What is not translated
- Code blocks, error messages, programming-context snippets
- English acronyms (translate the expansion, not the acronym itself)
- Brand names
- Widely accepted English industry terms (may stay in English if commonly used in the target language)
Brand system
Applies to illustration, diagram, and the tool_image_checker retry prompt.
Does not apply to photo or portrait.
Defined in prompts/injections/image_brand.yaml. Referenced via {{ image_brand }}
in the three prompts above.
| Property | Value |
|---|---|
| Colors | #212D56 #056DFF #F2F5F8 #FFFFFF #D6EAFE |
| Font | Aeonik — geometric sans-serif, near-circular letterforms, uniform stroke weight |
| Font weight | Extra-heavy for titles, regular for labels. Titles ≥ 2× the size of labels. |
| Ratio | 3:2 (horizontal) |
| Color temperature | Neutral daylight.
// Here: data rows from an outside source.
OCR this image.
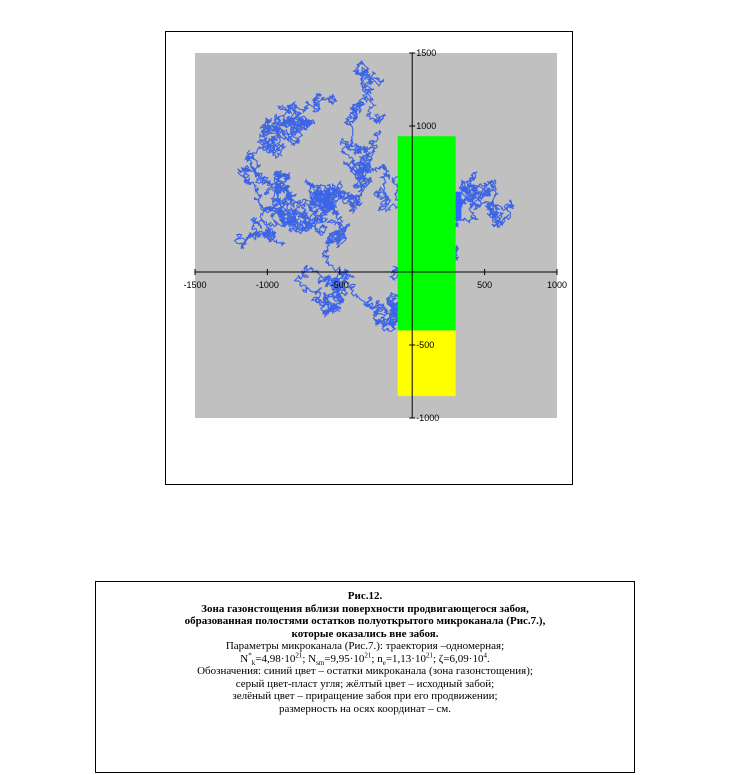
-1500	-1000	-500	500	1000
1500
1000
-500
-1000
Рис.12.
Зона газонстощения вблизи поверхности продвигающегося забоя,
образованная полостями остатков полуоткрытого микроканала (Рис.7.),
которые оказались вне забоя.
Параметры микроканала (Рис.7.): траектория –одномерная;
$N^*_k=4,98\cdot 10^{21}$; $N_{sm}=9,95\cdot 10^{21}$; $n_e=1,13\cdot 10^{21}$; $\zeta=6,09\cdot 10^4$.
Обозначения: синий цвет – остатки микроканала (зона газонстощения);
серый цвет-пласт угля; жёлтый цвет – исходный забой;
зелёный цвет – приращение забоя при его продвижении;
размерность на осях координат – см.
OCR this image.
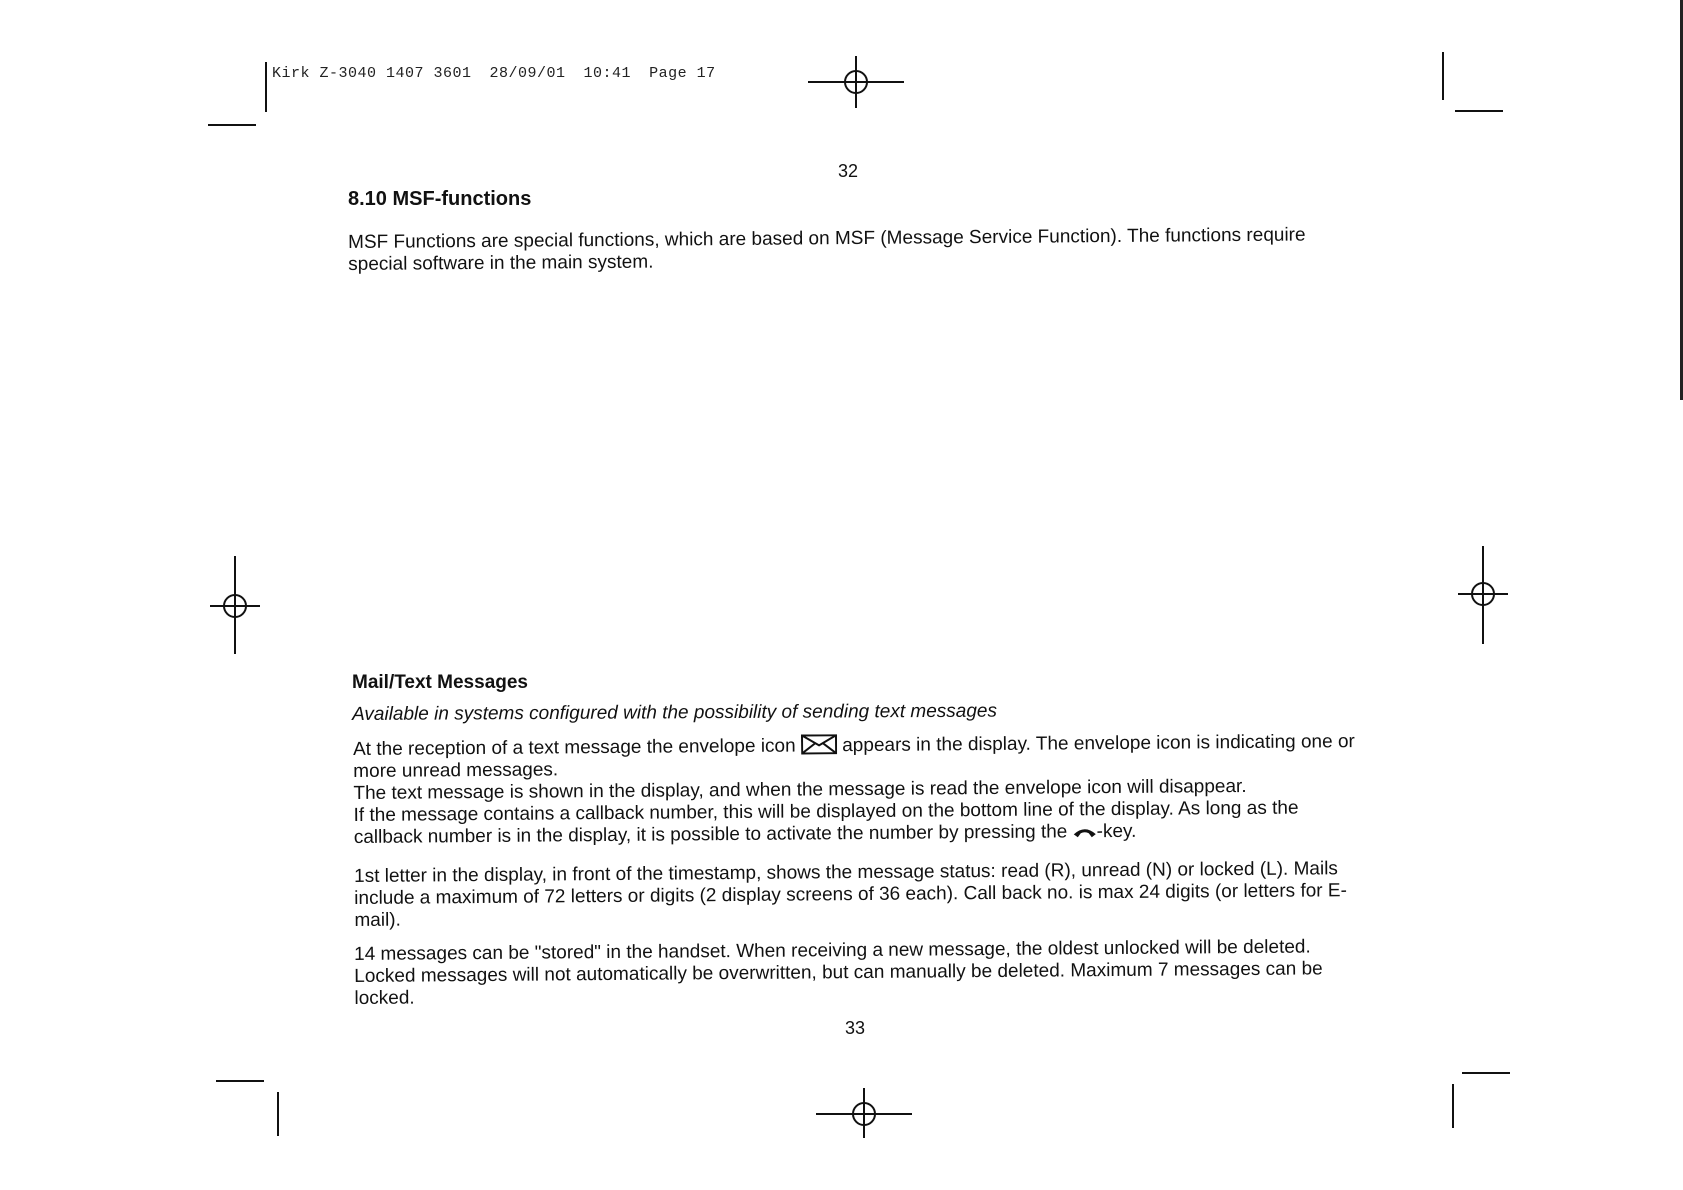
Kirk Z-3040 1407 3601 28/09/01 10:41 Page 17
32
8.10 MSF-functions

MSF Functions are special functions, which are based on MSF (Message Service Function). The functions require special software in the main system.

Mail/Text Messages
Available in systems configured with the possibility of sending text messages

At the reception of a text message the envelope icon appears in the display. The envelope icon is indicating one or more unread messages.

The text message is shown in the display, and when the message is read the envelope icon will disappear.

If the message contains a callback number, this will be displayed on the bottom line of the display. As long as the callback number is in the display, it is possible to activate the number by pressing the -key.

1st letter in the display, in front of the timestamp, shows the message status: read (R), unread (N) or locked (L). Mails include a maximum of 72 letters or digits (2 display screens of 36 each). Call back no. is max 24 digits (or letters for E-mail).

14 messages can be "stored" in the handset. When receiving a new message, the oldest unlocked will be deleted. Locked messages will not automatically be overwritten, but can manually be deleted. Maximum 7 messages can be locked.

33
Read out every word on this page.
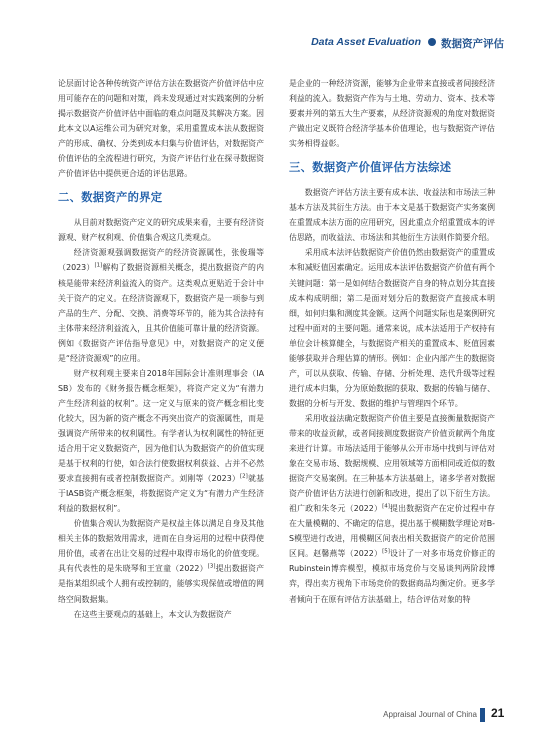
Data Asset Evaluation 数据资产评估

论层面讨论各种传统资产评估方法在数据资产价值评估中应用可能存在的问题和对策，尚未发现通过对实践案例的分析揭示数据资产价值评估中面临的难点问题及其解决方案。因此本文以A运维公司为研究对象，采用重置成本法从数据资产的形成、确权、分类到成本归集与价值评估，对数据资产价值评估的全流程进行研究，为资产评估行业在探寻数据资产价值评估中提供更合适的评估思路。

二、数据资产的界定

从目前对数据资产定义的研究成果来看，主要有经济资源观、财产权利观、价值集合观这几类观点。

经济资源观强调数据资产的经济资源属性，张俊瑞等（2023）[1]解构了数据资源相关概念，提出数据资产的内核是能带来经济利益流入的资产。这类观点更贴近于会计中关于资产的定义。在经济资源观下，数据资产是一项参与到产品的生产、分配、交换、消费等环节的，能为其合法持有主体带来经济利益流入，且其价值能可靠计量的经济资源。例如《数据资产评估指导意见》中，对数据资产的定义便是“经济资源观”的应用。

财产权利观主要来自2018年国际会计准则理事会（IASB）发布的《财务报告概念框架》，将资产定义为“有潜力产生经济利益的权利”。这一定义与原来的资产概念相比变化较大，因为新的资产概念不再突出资产的资源属性，而是强调资产所带来的权利属性。有学者认为权利属性的特征更适合用于定义数据资产，因为他们认为数据资产的价值实现是基于权利的行使，如合法行使数据权利获益、占并不必然要求直接拥有或者控制数据资产。刘刚等（2023）[2]就基于IASB资产概念框架，将数据资产定义为“有潜力产生经济利益的数据权利”。

价值集合观认为数据资产是权益主体以满足自身及其他相关主体的数据效用需求，进而在自身运用的过程中获得使用价值，或者在出让交易的过程中取得市场化的价值变现。具有代表性的是朱晓琴和王宣童（2022）[3]提出数据资产是指某组织或个人拥有或控制的，能够实现保值或增值的网络空间数据集。

在这些主要观点的基础上，本文认为数据资产

是企业的一种经济资源，能够为企业带来直接或者间接经济利益的流入。数据资产作为与土地、劳动力、资本、技术等要素并列的第五大生产要素，从经济资源观的角度对数据资产做出定义既符合经济学基本价值理论，也与数据资产评估实务相得益彰。

三、数据资产价值评估方法综述

数据资产评估方法主要有成本法、收益法和市场法三种基本方法及其衍生方法。由于本文是基于数据资产实务案例在重置成本法方面的应用研究，因此重点介绍重置成本的评估思路，而收益法、市场法和其他衍生方法则作简要介绍。

采用成本法评估数据资产价值仍然由数据资产的重置成本和减贬值因素确定。运用成本法评估数据资产价值有两个关键问题：第一是如何结合数据资产自身的特点划分其直接成本构成明细；第二是面对划分后的数据资产直接成本明细，如何归集和测度其金额。这两个问题实际也是案例研究过程中面对的主要问题。通常来说，成本法适用于产权持有单位会计核算健全，与数据资产相关的重置成本、贬值因素能够获取并合理估算的情形。例如：企业内部产生的数据资产，可以从获取、传输、存储、分析处理、迭代升级等过程进行成本归集，分为原始数据的获取、数据的传输与储存、数据的分析与开发、数据的维护与管理四个环节。

采用收益法确定数据资产价值主要是直接衡量数据资产带来的收益贡献，或者间接测度数据资产价值贡献两个角度来进行计算。市场法适用于能够从公开市场中找到与评估对象在交易市场、数据规模、应用领域等方面相同或近似的数据资产交易案例。在三种基本方法基础上，诸多学者对数据资产价值评估方法进行创新和改进，提出了以下衍生方法。祖广政和朱冬元（2022）[4]提出数据资产在定价过程中存在大量模糊的、不确定的信息，提出基于模糊数学理论对B-S模型进行改进，用模糊区间表出相关数据资产的定价范围区间。赵馨燕等（2022）[5]设计了一对多市场竞价修正的Rubinstein博弈模型，模拟市场竞价与交易谈判两阶段博弈，得出卖方视角下市场竞价的数据商品均衡定价。更多学者倾向于在原有评估方法基础上，结合评估对象的特

Appraisal Journal of China 21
No sepia. |
Prompts
| Prompt | Type | Input | Output |
|---|---|---|---|
flow_image_photo_prompt | Dynamic | Section HTML, narrative characters | Image generation prompt |
flow_image_illustration_prompt | Dynamic | Section HTML | Image generation prompt |
flow_image_diagram_prompt | Dynamic | Section HTML | Image generation prompt |
flow_image_portrait_prompt | Dynamic | Section HTML | Image generation prompt |
tool_image_checker | Dynamic | Image URL, section HTML, original prompt | Score + improved prompt if < 7 |
flow_image_translation_prompt | Dynamic | Image URL, section HTML, language | Localization instructions |
tool_image_translation_checker | Dynamic | Original image, translated image, localization prompt | YES/NO + justification |
All prompts live in prompts/image/ and prompts/image_translation/.
Known limitations
Checker retry uses illustration style — when tool_image_checker generates an improved
prompt (score < 7), it always applies the illustration/diagram brand style regardless of
the original image type. If the original was a photo or portrait, the retry will
produce a style mismatch. Fix: pass the original image type as a variable to the checker.
Narrative character consistency — flow_image_photo_prompt passes character descriptions
as text. Future improvement: pass a character reference image as image_input to the
generation model for better visual consistency across sections.